Subscription plans: If you are using a subscription service, the cost of long conversations might be absorbed by the provider (like OpenAI), but it’s still a factor that affects operational costs on their side. They manage this cost by either increasing subscription prices or implementing limitations on the usage.
So, overall, the comment is accurate in explaining the stateless nature of LLMs, the constraints of the context window, and how longer conversations can impact cost.
@davidconnelly haha yep, I am working in the industry now and the more you know the more smoke and mirrors it all appears. I think it all sucks for different reasons :)
LOL. A web developer who thinks a Mac mini is anything but weak, is not a good web developer.
Well, let me tell you in no uncertain terms - I am very clueless when it comes to hardware. Everything I know about hardware is just based off of speculation and things I've read from a few search results. So, no argument from me. Not today. Can I just ask an unrelated question? I'm looking for somebody who has a very special skillset involving hardware and software. I help people and I believe in the power of gut instinct. Something tells me you either have that kind of expertise, or you know somebody who does. Do you understand what I'm asking you and am I right? Please do feel free to answer in binary.

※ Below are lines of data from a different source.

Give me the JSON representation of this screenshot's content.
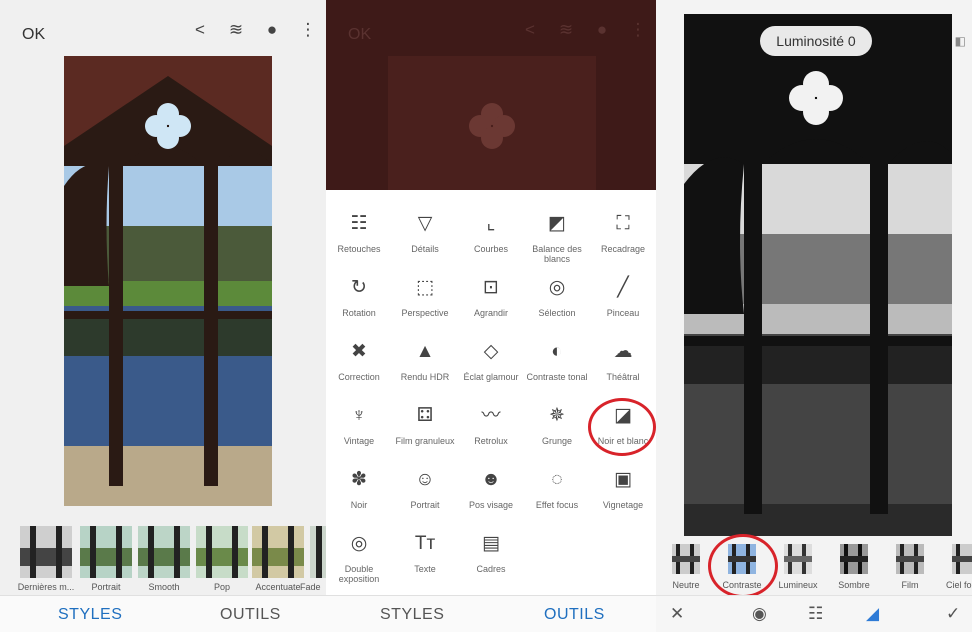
{
  "panel1": {
    "ok_label": "OK",
    "icons": [
      "share-icon",
      "layers-icon",
      "info-icon",
      "more-icon"
    ],
    "styles": [
      "Dernières m...",
      "Portrait",
      "Smooth",
      "Pop",
      "Accentuate",
      "Fade"
    ],
    "tabs": {
      "styles": "STYLES",
      "outils": "OUTILS"
    }
  },
  "panel2": {
    "ok_label": "OK",
    "tools": [
      {
        "label": "Retouches",
        "icon": "☷"
      },
      {
        "label": "Détails",
        "icon": "▽"
      },
      {
        "label": "Courbes",
        "icon": "⌞"
      },
      {
        "label": "Balance des blancs",
        "icon": "◩"
      },
      {
        "label": "Recadrage",
        "icon": "⛶"
      },
      {
        "label": "Rotation",
        "icon": "↻"
      },
      {
        "label": "Perspective",
        "icon": "⬚"
      },
      {
        "label": "Agrandir",
        "icon": "⊡"
      },
      {
        "label": "Sélection",
        "icon": "◎"
      },
      {
        "label": "Pinceau",
        "icon": "╱"
      },
      {
        "label": "Correction",
        "icon": "✖"
      },
      {
        "label": "Rendu HDR",
        "icon": "▲"
      },
      {
        "label": "Éclat glamour",
        "icon": "◇"
      },
      {
        "label": "Contraste tonal",
        "icon": "◐"
      },
      {
        "label": "Théâtral",
        "icon": "☁"
      },
      {
        "label": "Vintage",
        "icon": "♆"
      },
      {
        "label": "Film granuleux",
        "icon": "⚃"
      },
      {
        "label": "Retrolux",
        "icon": "〰"
      },
      {
        "label": "Grunge",
        "icon": "✵"
      },
      {
        "label": "Noir et blanc",
        "icon": "◪"
      },
      {
        "label": "Noir",
        "icon": "✽"
      },
      {
        "label": "Portrait",
        "icon": "☺"
      },
      {
        "label": "Pos visage",
        "icon": "☻"
      },
      {
        "label": "Effet focus",
        "icon": "◌"
      },
      {
        "label": "Vignetage",
        "icon": "▣"
      },
      {
        "label": "Double exposition",
        "icon": "◎"
      },
      {
        "label": "Texte",
        "icon": "Tт"
      },
      {
        "label": "Cadres",
        "icon": "▤"
      }
    ],
    "tabs": {
      "styles": "STYLES",
      "outils": "OUTILS"
    }
  },
  "panel3": {
    "pill": "Luminosité 0",
    "filters": [
      "Neutre",
      "Contraste",
      "Lumineux",
      "Sombre",
      "Film",
      "Ciel fo"
    ],
    "bottom_icons": [
      "close-icon",
      "style-icon",
      "adjust-icon",
      "filter-color-icon",
      "apply-icon"
    ]
  },
  "colors": {
    "accent": "#1f6fbf",
    "highlight_circle": "#d8232a"
  }
}
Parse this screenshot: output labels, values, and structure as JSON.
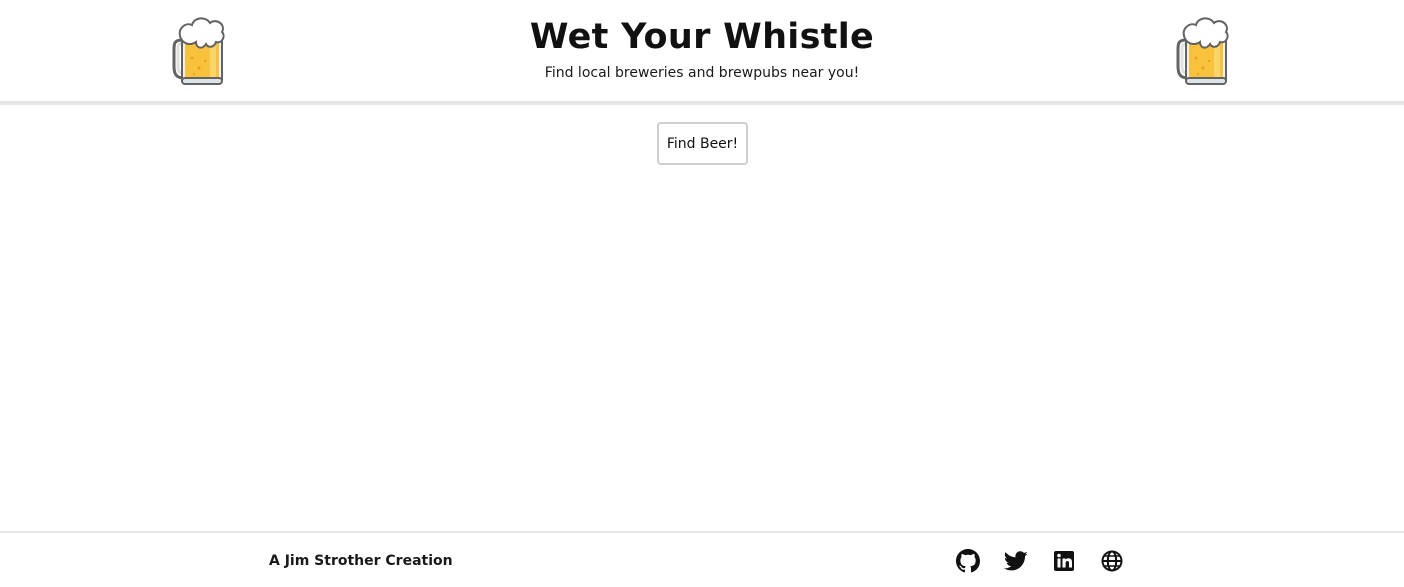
{
  "header": {
    "title": "Wet Your Whistle",
    "subtitle": "Find local breweries and brewpubs near you!",
    "left_icon": "beer-mug-icon",
    "right_icon": "beer-mug-icon"
  },
  "main": {
    "find_button_label": "Find Beer!"
  },
  "footer": {
    "credit": "A Jim Strother Creation",
    "links": [
      {
        "icon": "github-icon"
      },
      {
        "icon": "twitter-icon"
      },
      {
        "icon": "linkedin-icon"
      },
      {
        "icon": "globe-icon"
      }
    ]
  },
  "colors": {
    "beer": "#f9c23c",
    "foam": "#ffffff",
    "glass_outline": "#636363",
    "divider": "#e6e6e6",
    "button_border": "#cfcfcf"
  }
}
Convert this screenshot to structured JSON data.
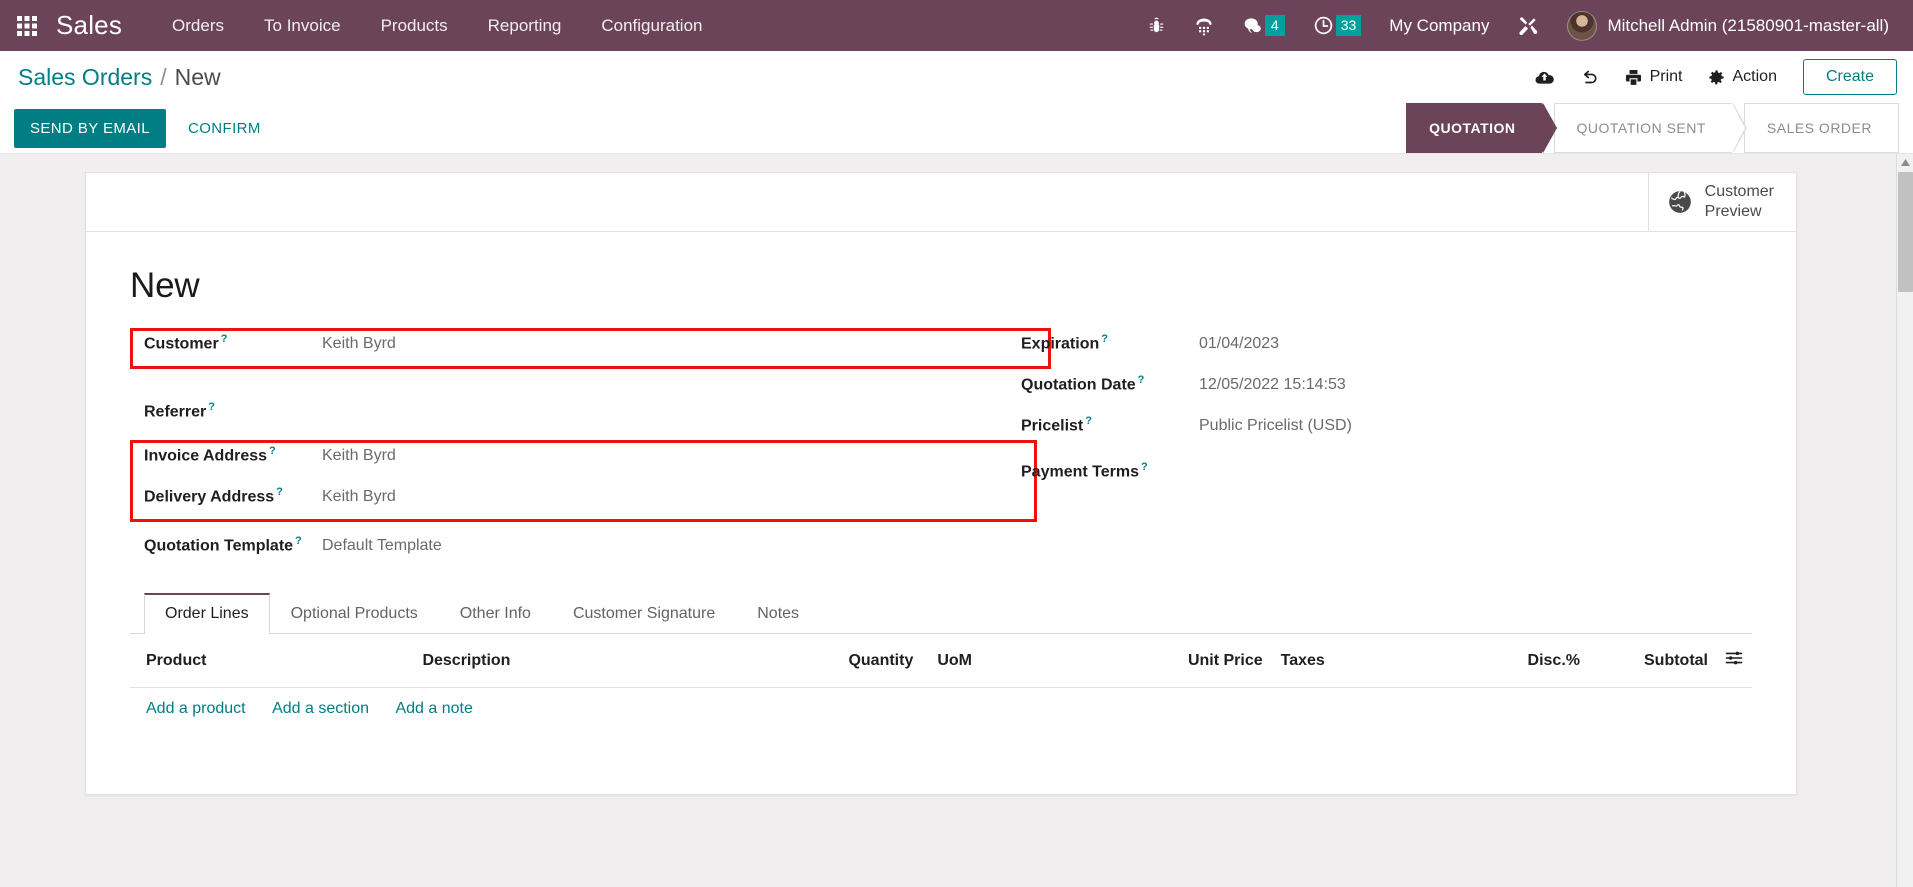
{
  "navbar": {
    "apps_icon": "apps-grid-icon",
    "brand": "Sales",
    "menu": [
      {
        "label": "Orders"
      },
      {
        "label": "To Invoice"
      },
      {
        "label": "Products"
      },
      {
        "label": "Reporting"
      },
      {
        "label": "Configuration"
      }
    ],
    "systray": {
      "bug_icon": "bug-icon",
      "dialpad_icon": "dialpad-icon",
      "messages_icon": "chat-bubble-icon",
      "messages_count": "4",
      "activities_icon": "clock-icon",
      "activities_count": "33",
      "company": "My Company",
      "tools_icon": "tools-icon",
      "avatar": "user-avatar",
      "user": "Mitchell Admin (21580901-master-all)"
    }
  },
  "control_panel": {
    "breadcrumb": {
      "parent": "Sales Orders",
      "separator": "/",
      "current": "New"
    },
    "save_icon": "cloud-upload-icon",
    "discard_icon": "undo-icon",
    "print": {
      "label": "Print",
      "icon": "printer-icon"
    },
    "action": {
      "label": "Action",
      "icon": "gear-icon"
    },
    "create_label": "Create",
    "buttons": {
      "send_by_email": "SEND BY EMAIL",
      "confirm": "CONFIRM"
    },
    "statusbar": [
      {
        "label": "QUOTATION",
        "active": true
      },
      {
        "label": "QUOTATION SENT",
        "active": false
      },
      {
        "label": "SALES ORDER",
        "active": false
      }
    ]
  },
  "sheet": {
    "button_box": {
      "customer_preview": "Customer\nPreview",
      "customer_preview_line1": "Customer",
      "customer_preview_line2": "Preview",
      "globe_icon": "globe-icon"
    },
    "record_title": "New",
    "left_fields": [
      {
        "label": "Customer",
        "value": "Keith Byrd",
        "highlight": true
      },
      {
        "label": "Referrer",
        "value": "",
        "highlight": false
      },
      {
        "label": "Invoice Address",
        "value": "Keith Byrd",
        "highlight": true
      },
      {
        "label": "Delivery Address",
        "value": "Keith Byrd",
        "highlight": true
      },
      {
        "label": "Quotation Template",
        "value": "Default Template",
        "highlight": false
      }
    ],
    "right_fields": [
      {
        "label": "Expiration",
        "value": "01/04/2023"
      },
      {
        "label": "Quotation Date",
        "value": "12/05/2022 15:14:53"
      },
      {
        "label": "Pricelist",
        "value": "Public Pricelist (USD)"
      },
      {
        "label": "Payment Terms",
        "value": ""
      }
    ],
    "help_marker": "?",
    "tabs": [
      {
        "label": "Order Lines",
        "active": true
      },
      {
        "label": "Optional Products",
        "active": false
      },
      {
        "label": "Other Info",
        "active": false
      },
      {
        "label": "Customer Signature",
        "active": false
      },
      {
        "label": "Notes",
        "active": false
      }
    ],
    "lines_table": {
      "columns": [
        "Product",
        "Description",
        "Quantity",
        "UoM",
        "Unit Price",
        "Taxes",
        "Disc.%",
        "Subtotal"
      ],
      "optional_columns_icon": "sliders-icon",
      "rows": [],
      "add_links": [
        "Add a product",
        "Add a section",
        "Add a note"
      ]
    }
  },
  "colors": {
    "navbar_bg": "#6b4459",
    "accent_teal": "#017e84",
    "badge_bg": "#00a09d",
    "highlight_red": "#ee1111",
    "status_active_bg": "#6b4459"
  }
}
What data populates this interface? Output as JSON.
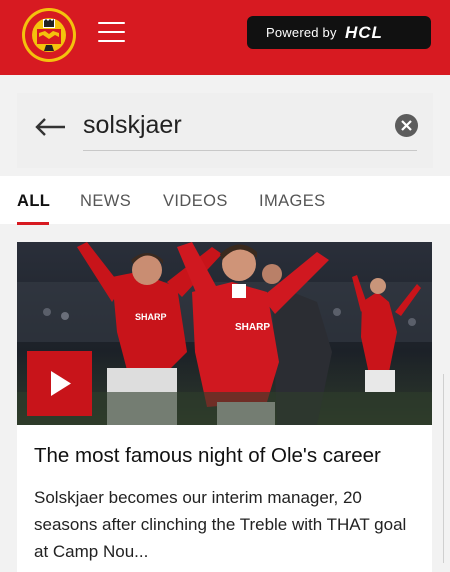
{
  "header": {
    "crest_text": "MANCHESTER UNITED",
    "powered_by_label": "Powered by",
    "sponsor_name": "HCL",
    "color": "#d71a21"
  },
  "search": {
    "query": "solskjaer",
    "back_icon": "arrow-left-icon",
    "clear_icon": "close-circle-icon"
  },
  "tabs": [
    {
      "label": "ALL",
      "active": true
    },
    {
      "label": "NEWS",
      "active": false
    },
    {
      "label": "VIDEOS",
      "active": false
    },
    {
      "label": "IMAGES",
      "active": false
    }
  ],
  "results": [
    {
      "kind": "video",
      "title": "The most famous night of Ole's career",
      "description": "Solskjaer becomes our interim manager, 20 seasons after clinching the Treble with THAT goal at Camp Nou...",
      "shirt_text": "SHARP",
      "play_icon": "play-icon"
    }
  ]
}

?? What? Web dev and hardware have nothing in common.
Web developers don’ even know what a page of memory is.
@@spoonikle Then you are a bad web developer. Even worse, you don't even know how little you know ...
@@davidconnelly Yes
I will elaborate my earlier point. You develop user interfaces, but have say you have no clue about the hardware the interfaces are used on? That really troubles me. In my world that's not very competent and would lead to heaps and stacks of performance problems. But yes. I've been a web developer and web designer since 2002. I've done 1.001 different things in IT from network configurations, database deployment, programming from C++ to javascript, AI, marketing, SEO, video and graphics.